I have a query that uses multiple left joins and trying to get a SUM of values from one of the joined columns.
SELECT
SUM( case when session.usersessionrun =1 then 1 else 0 end) new_unique_session_user_count
FROM session
LEFT JOIN appuser ON appuser.appid = '6279df3bd2d3352aed591583'
AND appuser.userid = session.userid
LEFT JOIN userdevice ON userdevice.appid = '6279df3bd2d3352aed591583'
AND userdevice.userid = appuser.userid
WHERE session.appid = '6279df3bd2d3352aed591583'
AND (session.uploadedon BETWEEN '2022-04-18 08:31:26' AND '2022-05-18 08:31:26')
But this obviously gives a redundant session.usersessionrun=1
counts since it's a joined resultset.
Here the logic was to mark the user as new
if the sessionrun for that record is 1
.
I grouped by userid
and usersessionrun
and it shows that the records are repeated.
userid. sessionrun. count
628212 1 2
627a01 1 4
So what I was trying to do was something like
SUM(CASE distinct(session.userid) AND WHEN session.usersessionrun = 1 THEN 1 ELSE 0 END) new_unique_session_user_count
i.e. for every unique user count, session.usersessionrun = 1 should only be done once.
CodePudding user response:
As you have discovered, JOIN operations can generate combinatorial explosions of data.
You need a subquery to count your sessions by userid. Then you can treat the subquery as a virtual table and JOIN it to the other tables to get the information you need in your result set.

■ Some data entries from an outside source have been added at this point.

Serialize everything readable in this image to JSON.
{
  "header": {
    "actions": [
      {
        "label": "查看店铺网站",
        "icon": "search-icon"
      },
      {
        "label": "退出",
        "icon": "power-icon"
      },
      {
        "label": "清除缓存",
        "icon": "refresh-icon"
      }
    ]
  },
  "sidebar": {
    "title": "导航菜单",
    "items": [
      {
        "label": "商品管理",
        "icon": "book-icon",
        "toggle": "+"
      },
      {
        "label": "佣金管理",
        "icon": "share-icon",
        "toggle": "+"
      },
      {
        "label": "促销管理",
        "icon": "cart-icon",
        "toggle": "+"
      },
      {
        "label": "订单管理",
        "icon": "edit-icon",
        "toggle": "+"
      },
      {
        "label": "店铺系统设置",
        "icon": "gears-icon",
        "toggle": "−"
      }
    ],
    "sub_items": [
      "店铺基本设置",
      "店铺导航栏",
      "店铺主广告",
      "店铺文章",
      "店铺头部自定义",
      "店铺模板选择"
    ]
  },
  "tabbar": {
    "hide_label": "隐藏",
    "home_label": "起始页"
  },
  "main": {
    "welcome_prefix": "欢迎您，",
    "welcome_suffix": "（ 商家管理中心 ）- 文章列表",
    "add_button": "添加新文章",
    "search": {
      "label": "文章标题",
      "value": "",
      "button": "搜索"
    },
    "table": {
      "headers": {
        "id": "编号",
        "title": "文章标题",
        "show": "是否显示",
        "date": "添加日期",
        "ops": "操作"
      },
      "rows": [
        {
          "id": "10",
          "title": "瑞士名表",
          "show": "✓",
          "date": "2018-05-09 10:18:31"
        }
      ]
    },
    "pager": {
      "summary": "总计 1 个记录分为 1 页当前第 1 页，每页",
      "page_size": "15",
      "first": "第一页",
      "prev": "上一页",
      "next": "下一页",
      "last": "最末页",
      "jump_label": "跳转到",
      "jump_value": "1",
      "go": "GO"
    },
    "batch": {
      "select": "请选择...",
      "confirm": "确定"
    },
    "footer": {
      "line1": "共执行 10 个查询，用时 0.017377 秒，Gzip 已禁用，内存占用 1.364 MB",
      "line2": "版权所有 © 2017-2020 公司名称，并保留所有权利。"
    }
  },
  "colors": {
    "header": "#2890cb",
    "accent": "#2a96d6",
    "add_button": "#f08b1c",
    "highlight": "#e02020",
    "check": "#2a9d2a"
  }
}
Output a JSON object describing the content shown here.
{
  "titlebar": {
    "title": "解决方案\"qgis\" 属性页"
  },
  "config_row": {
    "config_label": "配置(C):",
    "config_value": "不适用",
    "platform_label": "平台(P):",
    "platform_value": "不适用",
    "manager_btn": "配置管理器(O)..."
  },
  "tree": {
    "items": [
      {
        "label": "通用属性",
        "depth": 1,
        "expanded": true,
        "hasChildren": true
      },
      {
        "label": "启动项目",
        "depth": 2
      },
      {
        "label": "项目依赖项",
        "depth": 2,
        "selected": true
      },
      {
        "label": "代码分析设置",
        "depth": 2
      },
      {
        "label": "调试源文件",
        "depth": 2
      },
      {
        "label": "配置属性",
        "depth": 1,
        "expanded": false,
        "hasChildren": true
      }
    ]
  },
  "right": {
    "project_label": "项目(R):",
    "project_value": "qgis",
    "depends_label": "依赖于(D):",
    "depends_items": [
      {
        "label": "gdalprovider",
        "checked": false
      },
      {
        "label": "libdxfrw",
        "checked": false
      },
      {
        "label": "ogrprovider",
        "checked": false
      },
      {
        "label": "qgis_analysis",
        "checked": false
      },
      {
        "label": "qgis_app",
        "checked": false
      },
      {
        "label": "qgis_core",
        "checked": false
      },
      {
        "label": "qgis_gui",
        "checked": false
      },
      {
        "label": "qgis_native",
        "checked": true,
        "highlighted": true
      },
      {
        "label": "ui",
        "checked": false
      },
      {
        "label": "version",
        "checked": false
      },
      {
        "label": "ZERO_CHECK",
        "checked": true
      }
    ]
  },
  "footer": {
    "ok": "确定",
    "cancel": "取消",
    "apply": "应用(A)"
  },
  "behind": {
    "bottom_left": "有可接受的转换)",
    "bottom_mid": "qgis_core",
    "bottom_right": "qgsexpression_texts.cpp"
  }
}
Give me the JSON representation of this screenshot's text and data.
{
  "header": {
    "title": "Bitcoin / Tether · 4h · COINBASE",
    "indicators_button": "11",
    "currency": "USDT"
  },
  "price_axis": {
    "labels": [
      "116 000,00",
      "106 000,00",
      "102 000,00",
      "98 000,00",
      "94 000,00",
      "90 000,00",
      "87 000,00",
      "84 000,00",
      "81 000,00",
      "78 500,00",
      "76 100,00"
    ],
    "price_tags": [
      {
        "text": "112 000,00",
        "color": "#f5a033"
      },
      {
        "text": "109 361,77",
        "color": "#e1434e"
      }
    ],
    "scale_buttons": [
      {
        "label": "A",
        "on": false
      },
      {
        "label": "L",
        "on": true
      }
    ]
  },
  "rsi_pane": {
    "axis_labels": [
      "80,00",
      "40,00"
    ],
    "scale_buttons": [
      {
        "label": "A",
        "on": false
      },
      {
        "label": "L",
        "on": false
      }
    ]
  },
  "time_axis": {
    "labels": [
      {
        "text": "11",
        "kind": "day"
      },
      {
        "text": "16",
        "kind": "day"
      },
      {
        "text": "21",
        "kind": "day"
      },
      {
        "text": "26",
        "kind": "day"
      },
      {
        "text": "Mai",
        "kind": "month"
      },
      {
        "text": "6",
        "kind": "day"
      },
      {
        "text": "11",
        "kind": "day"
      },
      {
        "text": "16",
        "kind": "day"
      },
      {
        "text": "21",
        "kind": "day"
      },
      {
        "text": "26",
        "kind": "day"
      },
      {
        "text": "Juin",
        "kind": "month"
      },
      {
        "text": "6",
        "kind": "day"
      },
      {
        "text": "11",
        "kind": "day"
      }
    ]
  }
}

The subquery (nothing in my answer is debugged):
SELECT COUNT(*) new_unique_session_user_count,
session.userid
FROM session
WHERE session.appid = '6279df3bd2d3352aed591583'
AND session.uploadedon BETWEEN '2022-04-18 08:31:26'
AND '2022-05-18 08:31:26'
AND session.usersessionrun = 1
AND session.appid = '6279df3bd2d3352aed591583'
GROUP BY userid
This subquery summarizes your session table and has one row per userid. The trick to avoiding JOIN-created combinatorial explosions is using subqueries that generate results with only one row per data item mentioned in a JOIN's ON-clause.
Then, you join it with the other tables like this
SELECT summary.new_unique_session_user_count
FROM (
SELECT COUNT(*) new_unique_session_user_count,
session.userid
FROM session
WHERE session.appid = '6279df3bd2d3352aed591583'
AND session.uploadedon BETWEEN '2022-04-18 08:31:26'
AND '2022-05-18 08:31:26'
AND session.usersessionrun = 1
AND session.appid = '6279df3bd2d3352aed591583'
GROUP BY userid
) summary
JOIN appuser ON appuser.appid = '6279df3bd2d3352aed591583'
AND appuser.userid = summary.userid
JOIN userdevice ON userdevice.appid = '6279df3bd2d3352aed591583'
AND userdevice.userid = appuser.userid
There may be better ways to structure this query, but it's hard to guess at them without more information about your table definitions and business rules.